После войны он во всех фотолавках искал подержанную камеру – такую же, что у него была первой. «Агфа», миниатюрная, складна́я, с выдвижным – на гармошке – объективом.
– Священник подарил ему такую на прощанье, знаешь?
Камера, которую я держала в руках не далее как вчера. Понятно, почему не вермахтовская камера. Мориц снимал фильмы для кинохроники, но у него был и личный фотоаппарат. Для снимков, недоступных цензуре. Я ощущаю легкий озноб. Ее отец, мой дед. Мори́с. Мо́риц. Рассказ Жоэль заполнял пустоты между нашими семейными фотографиями.
– Ты живешь здесь? – указывает она на Lido del Sole .
– Да. А вы?
– В одной жуткой дыре в порту. Вообще-то я тоже здесь хотела поселиться, но мне сказали, что все занято.
– Глупости. Он полупустой. Если хотите, я спрошу.
– Было бы хорошо. У меня с отелями какая-то плохая карма.
Она иронически улыбается. Я тяну ее к стойке. Разумеется, комната есть. Извините, синьора. Я не знала, что вы тоже в составе немецкой группы.
– Ты можешь спокойно говорить мне «ты». – Жоэль стоит уже с ключом в руке. – Ведь я тебе как-никак что-то вроде тетки. Смешно звучит, да? Я никогда не хотела быть теткой. Тетки старые и пахнут яблочным пирогом. Так что никогда не называй меня тетей. Зови просто Жоэль.
– Годится, Жоэль.
– Схожу за своим чемоданом. Отдохни, дорогая.
Мы обнимаемся, чуть неловко, но сердечно. Тело у нее женственное, теплое, живое. Но не родное. Радость, которую она излучает, проистекает не от легкой жизни, а из ее отношения к трудностям.
Когда перед ужином я рассказываю о ней Патрису, он злится.
– Что ты ей сказала?
– А что ты имеешь против нее?
– Она тут вынюхивает! И вчера тоже. Она мне сразу показалась подозрительной. У нее есть какие-то доказательства, что вы родственники?
– Нет, она только рассказала…
– Нина, не будь такой наивной! Она хочет у тебя что-то выведать!
– Я ей почти ничего о себе не сказала.
– Послушай, тут полно охотников за сокровищами и придурков, которые гоняются за снаряжением нацистов. Откуда она?

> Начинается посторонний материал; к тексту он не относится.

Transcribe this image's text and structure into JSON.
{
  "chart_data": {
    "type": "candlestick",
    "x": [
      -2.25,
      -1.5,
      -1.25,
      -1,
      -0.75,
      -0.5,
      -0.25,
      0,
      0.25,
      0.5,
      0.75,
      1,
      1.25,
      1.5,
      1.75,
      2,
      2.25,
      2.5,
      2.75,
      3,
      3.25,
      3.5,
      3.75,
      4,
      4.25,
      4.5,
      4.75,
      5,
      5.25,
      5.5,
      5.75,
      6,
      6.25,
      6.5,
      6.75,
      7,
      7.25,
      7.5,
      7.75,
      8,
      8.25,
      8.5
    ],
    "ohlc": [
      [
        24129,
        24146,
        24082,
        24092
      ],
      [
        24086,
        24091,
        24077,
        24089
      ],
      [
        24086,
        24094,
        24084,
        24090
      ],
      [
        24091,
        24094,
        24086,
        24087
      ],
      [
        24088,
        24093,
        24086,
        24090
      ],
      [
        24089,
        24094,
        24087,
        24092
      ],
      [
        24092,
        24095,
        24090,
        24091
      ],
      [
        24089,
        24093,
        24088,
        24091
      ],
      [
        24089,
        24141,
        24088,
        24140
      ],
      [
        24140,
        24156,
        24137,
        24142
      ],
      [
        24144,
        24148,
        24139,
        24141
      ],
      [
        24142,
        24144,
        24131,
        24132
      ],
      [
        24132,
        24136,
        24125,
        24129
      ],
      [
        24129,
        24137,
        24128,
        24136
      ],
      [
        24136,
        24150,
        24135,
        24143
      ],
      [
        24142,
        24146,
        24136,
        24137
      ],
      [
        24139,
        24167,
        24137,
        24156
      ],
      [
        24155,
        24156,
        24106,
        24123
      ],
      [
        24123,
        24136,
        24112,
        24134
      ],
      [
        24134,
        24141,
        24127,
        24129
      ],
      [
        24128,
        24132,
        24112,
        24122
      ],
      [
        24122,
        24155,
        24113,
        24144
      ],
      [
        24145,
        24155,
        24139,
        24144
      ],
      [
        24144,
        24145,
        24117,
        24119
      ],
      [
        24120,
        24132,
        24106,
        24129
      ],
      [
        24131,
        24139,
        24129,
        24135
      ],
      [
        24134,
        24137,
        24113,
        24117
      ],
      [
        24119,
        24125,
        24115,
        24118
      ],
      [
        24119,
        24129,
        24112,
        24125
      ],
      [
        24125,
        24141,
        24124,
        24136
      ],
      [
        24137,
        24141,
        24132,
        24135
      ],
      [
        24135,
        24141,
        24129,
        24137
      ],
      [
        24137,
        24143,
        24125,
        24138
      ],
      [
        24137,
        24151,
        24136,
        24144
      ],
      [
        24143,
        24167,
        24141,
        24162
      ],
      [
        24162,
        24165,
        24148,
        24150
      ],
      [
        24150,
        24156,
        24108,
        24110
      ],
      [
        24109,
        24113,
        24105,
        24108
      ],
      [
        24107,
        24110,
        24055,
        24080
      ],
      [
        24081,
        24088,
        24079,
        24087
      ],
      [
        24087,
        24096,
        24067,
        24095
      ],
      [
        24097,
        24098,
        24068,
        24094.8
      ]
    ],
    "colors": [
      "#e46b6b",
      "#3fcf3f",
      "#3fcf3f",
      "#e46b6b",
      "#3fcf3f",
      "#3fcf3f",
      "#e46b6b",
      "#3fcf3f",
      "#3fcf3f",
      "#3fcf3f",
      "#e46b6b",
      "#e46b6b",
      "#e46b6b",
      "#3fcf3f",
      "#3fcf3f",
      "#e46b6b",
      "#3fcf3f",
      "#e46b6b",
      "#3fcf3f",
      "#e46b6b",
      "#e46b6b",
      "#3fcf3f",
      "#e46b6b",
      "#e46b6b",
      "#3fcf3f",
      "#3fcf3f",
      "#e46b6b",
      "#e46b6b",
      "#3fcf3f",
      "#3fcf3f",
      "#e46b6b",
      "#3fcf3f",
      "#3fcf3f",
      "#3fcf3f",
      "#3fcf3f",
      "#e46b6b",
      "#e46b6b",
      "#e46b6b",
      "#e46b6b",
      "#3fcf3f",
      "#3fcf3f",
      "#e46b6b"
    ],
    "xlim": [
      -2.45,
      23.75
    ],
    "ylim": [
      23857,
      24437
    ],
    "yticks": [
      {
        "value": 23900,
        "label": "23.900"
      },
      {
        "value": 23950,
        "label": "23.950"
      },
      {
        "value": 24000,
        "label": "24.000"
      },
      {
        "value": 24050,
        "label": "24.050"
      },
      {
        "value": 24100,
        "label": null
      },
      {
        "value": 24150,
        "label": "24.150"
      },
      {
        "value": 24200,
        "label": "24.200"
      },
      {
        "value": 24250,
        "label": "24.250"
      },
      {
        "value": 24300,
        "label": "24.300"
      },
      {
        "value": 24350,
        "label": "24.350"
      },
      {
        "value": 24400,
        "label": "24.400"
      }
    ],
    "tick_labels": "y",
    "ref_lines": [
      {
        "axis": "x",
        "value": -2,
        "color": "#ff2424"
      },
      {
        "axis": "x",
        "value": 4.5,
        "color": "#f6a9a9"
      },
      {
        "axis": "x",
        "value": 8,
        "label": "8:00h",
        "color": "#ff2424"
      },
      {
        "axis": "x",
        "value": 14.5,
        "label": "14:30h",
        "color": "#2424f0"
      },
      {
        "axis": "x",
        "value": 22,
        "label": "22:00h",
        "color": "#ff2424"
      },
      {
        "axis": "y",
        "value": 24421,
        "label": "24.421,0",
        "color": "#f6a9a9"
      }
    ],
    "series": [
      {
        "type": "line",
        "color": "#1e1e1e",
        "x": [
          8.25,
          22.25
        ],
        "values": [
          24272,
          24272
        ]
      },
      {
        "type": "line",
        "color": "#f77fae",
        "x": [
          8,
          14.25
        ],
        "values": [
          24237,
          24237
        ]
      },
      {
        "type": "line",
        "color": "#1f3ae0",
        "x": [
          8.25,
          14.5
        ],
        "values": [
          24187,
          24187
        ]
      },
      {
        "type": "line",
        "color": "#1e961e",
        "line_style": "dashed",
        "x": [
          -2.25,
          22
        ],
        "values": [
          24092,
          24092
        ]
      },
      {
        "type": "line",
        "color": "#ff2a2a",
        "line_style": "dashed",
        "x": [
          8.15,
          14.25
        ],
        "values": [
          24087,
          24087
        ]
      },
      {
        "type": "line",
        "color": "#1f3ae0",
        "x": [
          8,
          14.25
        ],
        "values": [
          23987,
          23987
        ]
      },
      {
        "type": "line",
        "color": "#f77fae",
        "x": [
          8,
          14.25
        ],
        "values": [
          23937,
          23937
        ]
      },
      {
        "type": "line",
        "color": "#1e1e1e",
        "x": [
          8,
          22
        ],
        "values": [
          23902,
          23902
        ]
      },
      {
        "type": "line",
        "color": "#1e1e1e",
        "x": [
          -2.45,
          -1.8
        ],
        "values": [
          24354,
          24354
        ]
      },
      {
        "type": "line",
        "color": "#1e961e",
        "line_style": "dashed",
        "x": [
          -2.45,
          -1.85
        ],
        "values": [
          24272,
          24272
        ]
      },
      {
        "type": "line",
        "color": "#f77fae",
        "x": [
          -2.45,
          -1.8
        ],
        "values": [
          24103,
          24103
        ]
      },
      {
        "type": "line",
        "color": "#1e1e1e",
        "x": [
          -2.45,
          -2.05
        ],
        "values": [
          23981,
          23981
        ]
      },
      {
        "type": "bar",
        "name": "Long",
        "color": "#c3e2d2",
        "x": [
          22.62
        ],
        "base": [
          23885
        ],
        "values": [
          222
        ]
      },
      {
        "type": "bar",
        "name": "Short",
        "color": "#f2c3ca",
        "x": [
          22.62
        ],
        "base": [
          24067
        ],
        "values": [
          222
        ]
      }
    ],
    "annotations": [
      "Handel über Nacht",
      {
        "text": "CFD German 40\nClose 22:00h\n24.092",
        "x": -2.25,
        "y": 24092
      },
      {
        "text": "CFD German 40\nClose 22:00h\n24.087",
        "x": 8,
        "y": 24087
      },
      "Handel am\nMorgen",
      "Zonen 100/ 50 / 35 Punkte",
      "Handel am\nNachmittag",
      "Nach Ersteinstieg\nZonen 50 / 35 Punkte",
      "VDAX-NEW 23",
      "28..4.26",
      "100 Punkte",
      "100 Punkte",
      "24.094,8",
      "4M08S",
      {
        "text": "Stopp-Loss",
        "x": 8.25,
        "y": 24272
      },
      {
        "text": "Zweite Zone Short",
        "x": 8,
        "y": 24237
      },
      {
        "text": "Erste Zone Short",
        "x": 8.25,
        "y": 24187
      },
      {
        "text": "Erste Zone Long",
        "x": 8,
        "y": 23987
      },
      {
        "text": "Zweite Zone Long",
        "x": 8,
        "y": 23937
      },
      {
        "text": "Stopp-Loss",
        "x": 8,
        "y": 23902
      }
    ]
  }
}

– Живет в Париже и в Хайфе.
– Она еврейка?
– Да, а что?
– Черт! Не смей больше с ней разговаривать, слышишь?
– Да что это с тобой? Ты стал параноиком?
Он крепко стискивает мой локоть и тихо спрашивает:
– Ты умеешь хранить тайны?
– Да.
Он выводит меня наружу. Уже стемнело. Слышен прибой, шелест ветра, шорох пальм. Патрис озирается – не видит ли нас кто.
– Ничего никому не говори, даже причастным. И разумеется, чужим, что шныряют и разнюхивают. Никому.
Я с самого начала знала, что ему есть что скрывать.
– Обещаю.
Мы спускаемся к пляжу.
– Écoute [27]Слушай ( фр. ).. Несколько лет назад я искал клад у берегов Корсики. Местные уверяли, что на нем проклятие, но это, конечно, полная чушь. Нет никаких проклятий. Есть только люди, жадные до быстрых денег. И есть правительства. Секретные службы. Двое водолазов там погибли, и явно не случайно.
Я спрашиваю себя, уже не паранойя ли у Патриса.
– Не думаешь же ты, что эта милая пожилая дама…
– Все возможно. Я знаю одно, что речь идет о больших деньгах. Куда бо́льших, чем ты можешь себе представить. – Он понижает голос: – Этот клад на Корсике – одна из последних загадок войны. Клад, который пока никто не нашел. Сорок третий год. Армия Роммеля в Северной Африке. Всегда считалось, что это была честная война, рыцарская. Но СС по всему Тунису награбили золота и серебра. У еврейских семей. Давайте сюда драгоценности или мы вас расстреляем. Они собрали очень много. Запаяли в ящики от боеприпасов и погрузили в самолет.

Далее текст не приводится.